Sunday, August 3, 2008

What Eco-Conscious Consumers and French Women Have in Common

Last year a book came out by Cliquot Inc President and CEO, Mireille Guiliano, espousing the virtues of enjoying food, as a diet. Her bestseller, “French Women Don’t Get Fat: The Secret of Eating for Pleasure,” rocked American readers who always wondered how cheese, chocolates, mousse, bread, and wine yielded a thinner French physique (the obesity rate in France is 11% as compared to our 30%, which is 30 pounds over a healthy weight.)

Anecdotally, this makes sense; slow down and engage each bite with consciousness.

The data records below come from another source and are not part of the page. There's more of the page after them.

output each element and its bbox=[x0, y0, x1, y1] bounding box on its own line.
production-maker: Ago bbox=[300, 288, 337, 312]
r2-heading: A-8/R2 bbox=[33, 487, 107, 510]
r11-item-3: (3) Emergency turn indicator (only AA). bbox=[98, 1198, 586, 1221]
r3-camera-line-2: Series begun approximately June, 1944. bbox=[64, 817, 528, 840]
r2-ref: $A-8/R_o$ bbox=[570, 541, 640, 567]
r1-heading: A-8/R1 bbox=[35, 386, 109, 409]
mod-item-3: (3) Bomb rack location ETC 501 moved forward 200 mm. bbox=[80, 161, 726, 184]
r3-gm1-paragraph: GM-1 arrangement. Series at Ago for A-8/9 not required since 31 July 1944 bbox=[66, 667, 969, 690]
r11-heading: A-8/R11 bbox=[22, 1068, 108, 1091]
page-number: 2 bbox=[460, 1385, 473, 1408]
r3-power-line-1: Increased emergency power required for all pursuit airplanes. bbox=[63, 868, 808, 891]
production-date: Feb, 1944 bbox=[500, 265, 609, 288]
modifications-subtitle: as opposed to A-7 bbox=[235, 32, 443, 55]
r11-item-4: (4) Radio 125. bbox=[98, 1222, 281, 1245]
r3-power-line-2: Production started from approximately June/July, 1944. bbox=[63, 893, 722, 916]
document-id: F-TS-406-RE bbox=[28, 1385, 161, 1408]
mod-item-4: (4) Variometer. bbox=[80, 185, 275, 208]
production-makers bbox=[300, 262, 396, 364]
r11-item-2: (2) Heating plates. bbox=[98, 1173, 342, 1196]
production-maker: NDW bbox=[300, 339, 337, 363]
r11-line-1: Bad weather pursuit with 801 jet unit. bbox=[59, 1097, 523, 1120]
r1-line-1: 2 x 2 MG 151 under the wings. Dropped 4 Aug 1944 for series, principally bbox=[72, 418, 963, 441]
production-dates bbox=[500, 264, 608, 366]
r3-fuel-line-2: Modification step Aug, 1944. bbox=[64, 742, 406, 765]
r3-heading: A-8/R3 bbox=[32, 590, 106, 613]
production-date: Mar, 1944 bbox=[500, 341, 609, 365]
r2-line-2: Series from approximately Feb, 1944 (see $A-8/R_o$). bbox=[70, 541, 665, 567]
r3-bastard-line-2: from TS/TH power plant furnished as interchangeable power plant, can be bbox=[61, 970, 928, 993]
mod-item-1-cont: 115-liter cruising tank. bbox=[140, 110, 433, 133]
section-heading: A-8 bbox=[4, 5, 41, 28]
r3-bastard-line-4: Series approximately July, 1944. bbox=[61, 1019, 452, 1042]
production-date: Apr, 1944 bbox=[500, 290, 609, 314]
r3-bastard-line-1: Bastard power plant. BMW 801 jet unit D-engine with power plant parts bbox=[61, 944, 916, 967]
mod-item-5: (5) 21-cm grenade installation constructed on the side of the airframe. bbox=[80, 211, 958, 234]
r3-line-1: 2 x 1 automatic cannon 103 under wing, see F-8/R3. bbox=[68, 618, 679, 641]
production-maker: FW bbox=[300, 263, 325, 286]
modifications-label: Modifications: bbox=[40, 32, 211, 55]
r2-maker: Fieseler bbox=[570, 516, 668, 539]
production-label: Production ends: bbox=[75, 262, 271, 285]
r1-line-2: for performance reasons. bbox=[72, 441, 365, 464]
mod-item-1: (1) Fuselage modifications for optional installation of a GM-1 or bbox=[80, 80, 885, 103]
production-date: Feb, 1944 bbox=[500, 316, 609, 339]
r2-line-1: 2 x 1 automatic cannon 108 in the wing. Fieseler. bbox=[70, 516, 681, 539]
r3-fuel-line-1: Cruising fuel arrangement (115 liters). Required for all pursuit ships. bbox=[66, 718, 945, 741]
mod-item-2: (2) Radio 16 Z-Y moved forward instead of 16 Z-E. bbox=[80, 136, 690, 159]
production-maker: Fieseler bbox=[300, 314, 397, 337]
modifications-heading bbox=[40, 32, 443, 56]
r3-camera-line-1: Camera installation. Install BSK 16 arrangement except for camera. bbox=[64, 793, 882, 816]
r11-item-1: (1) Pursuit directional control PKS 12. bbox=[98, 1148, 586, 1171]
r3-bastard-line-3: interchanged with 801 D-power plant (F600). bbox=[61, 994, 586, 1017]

The only problem with that is the food has to be good, but really good. Produce hauled for days in refrigerated boats and trucks, dairy heavily processed for longevity, and meats packed in ice for shipping as is the case with most chain grocery goods don’t stimulate the palette to entice anything but wolfing food down.

This is where sustainable eating comes in. Local produce plucked within days of consumption really tastes better. Seasonal dishes dictated by the weather outside and in-tune with what your body craves, yields foodgasmic results. Eating fish caught within 24 hours tastes how a great sentence reads, and demands a full stop. Not just a comma or pause in which to shovel more food into your mouth.

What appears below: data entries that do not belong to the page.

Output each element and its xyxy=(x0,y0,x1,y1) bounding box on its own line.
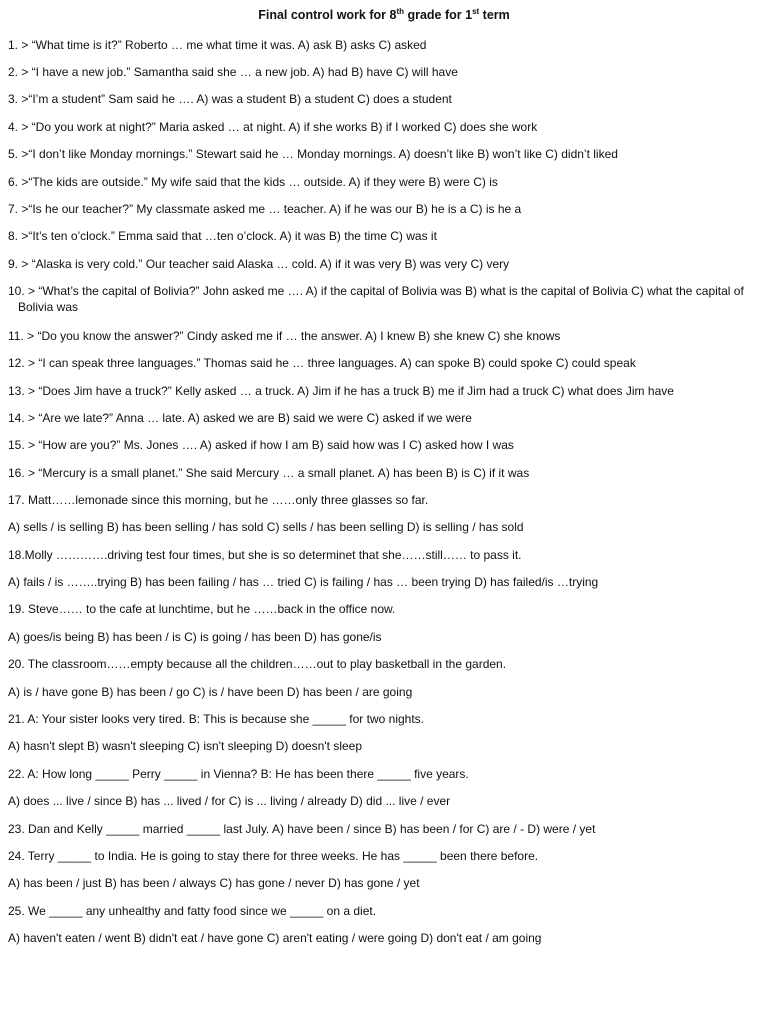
question-14: 14. > “Are we late?” Anna … late. A) asked we are B) said we were C) asked if we were xyxy=(8,411,472,425)
question-10: 10. > “What’s the capital of Bolivia?” John asked me …. A) if the capital of Bolivia was B) what is the capital of Bolivia C) what the capital of Bolivia was xyxy=(8,284,744,314)
question-18: 18.Molly ………….driving test four times, but she is so determinet that she……still…… to pass it. xyxy=(8,548,522,562)
question-17: 17. Matt……lemonade since this morning, but he ……only three glasses so far. xyxy=(8,493,429,507)
options-17: A) sells / is selling B) has been selling / has sold C) sells / has been selling D) is selling / has sold xyxy=(8,520,524,534)
options-18: A) fails / is ……..trying B) has been failing / has … tried C) is failing / has … been trying D) has failed/is …trying xyxy=(8,575,599,589)
question-11: 11. > “Do you know the answer?” Cindy asked me if … the answer. A) I knew B) she knew C) she knows xyxy=(8,329,561,343)
question-24: 24. Terry _____ to India. He is going to stay there for three weeks. He has _____ been there before. xyxy=(8,849,539,863)
question-25: 25. We _____ any unhealthy and fatty food since we _____ on a diet. xyxy=(8,904,377,918)
options-22: A) does ... live / since B) has ... lived / for C) is ... living / already D) did ... live / ever xyxy=(8,794,451,808)
question-1: 1. > “What time is it?” Roberto … me what time it was. A) ask B) asks C) asked xyxy=(8,38,427,52)
question-16: 16. > “Mercury is a small planet.” She said Mercury … a small planet. A) has been B) is C) if it was xyxy=(8,466,530,480)
question-20: 20. The classroom……empty because all the children……out to play basketball in the garden. xyxy=(8,657,507,671)
question-2: 2. > “I have a new job.” Samantha said she … a new job. A) had B) have C) will have xyxy=(8,65,458,79)
question-23: 23. Dan and Kelly _____ married _____ last July. A) have been / since B) has been / for C) are / - D) were / yet xyxy=(8,822,596,836)
question-7: 7. >“Is he our teacher?” My classmate asked me … teacher. A) if he was our B) he is a C) is he a xyxy=(8,202,522,216)
question-15: 15. > “How are you?” Ms. Jones …. A) asked if how I am B) said how was I C) asked how I was xyxy=(8,438,514,452)
question-3: 3. >“I’m a student” Sam said he …. A) was a student B) a student C) does a student xyxy=(8,92,452,106)
question-6: 6. >“The kids are outside.” My wife said that the kids … outside. A) if they were B) were C) is xyxy=(8,175,498,189)
question-21: 21. A: Your sister looks very tired. B: This is because she _____ for two nights. xyxy=(8,712,425,726)
question-12: 12. > “I can speak three languages.” Thomas said he … three languages. A) can spoke B) could spoke C) could speak xyxy=(8,356,636,370)
page-title: Final control work for 8th grade for 1st term xyxy=(258,7,510,23)
question-13: 13. > “Does Jim have a truck?” Kelly asked … a truck. A) Jim if he has a truck B) me if Jim had a truck C) what does Jim have xyxy=(8,384,674,398)
options-20: A) is / have gone B) has been / go C) is / have been D) has been / are going xyxy=(8,685,413,699)
question-5: 5. >“I don’t like Monday mornings.” Stewart said he … Monday mornings. A) doesn’t like B) won’t like C) didn’t liked xyxy=(8,147,618,161)
options-19: A) goes/is being B) has been / is C) is going / has been D) has gone/is xyxy=(8,630,382,644)
question-8: 8. >“It’s ten o’clock.” Emma said that …ten o’clock. A) it was B) the time C) was it xyxy=(8,229,437,243)
options-24: A) has been / just B) has been / always C) has gone / never D) has gone / yet xyxy=(8,876,420,890)
question-22: 22. A: How long _____ Perry _____ in Vienna? B: He has been there _____ five years. xyxy=(8,767,469,781)
options-25: A) haven't eaten / went B) didn't eat / have gone C) aren't eating / were going D) don't eat / am going xyxy=(8,931,542,945)
question-19: 19. Steve…… to the cafe at lunchtime, but he ……back in the office now. xyxy=(8,602,396,616)
question-4: 4. > “Do you work at night?” Maria asked … at night. A) if she works B) if I worked C) does she work xyxy=(8,120,538,134)
question-9: 9. > “Alaska is very cold.” Our teacher said Alaska … cold. A) if it was very B) was very C) very xyxy=(8,257,510,271)
options-21: A) hasn't slept B) wasn't sleeping C) isn't sleeping D) doesn't sleep xyxy=(8,739,363,753)
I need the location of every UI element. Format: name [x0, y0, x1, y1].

In 1988 Susan Sommers wrote, “French Chic: How to Dress Like a Frenchwoman,” which addresses the question, why do French women have such polished, elegant style? Sommers answers, unlike American women who purchase cheap trendy pieces frequently, French women use common clothing items in uncommon way, combine high-end designer with thrift-shop, and tend to buy durable clothes that work for many seasons, if not decades.

“Cute dress, Kathryn!” I recently told my roommate. “Yeah, it was only $14.95 but I can’t wash it because it will fall apart.”

If purchasing a cheap dress means one time use, the conscious consumer must ask the question, shouldn’t I save up and spend a bit more for a quality garment, that is healthier for me and the earth, and that I can wear and wash for years to come?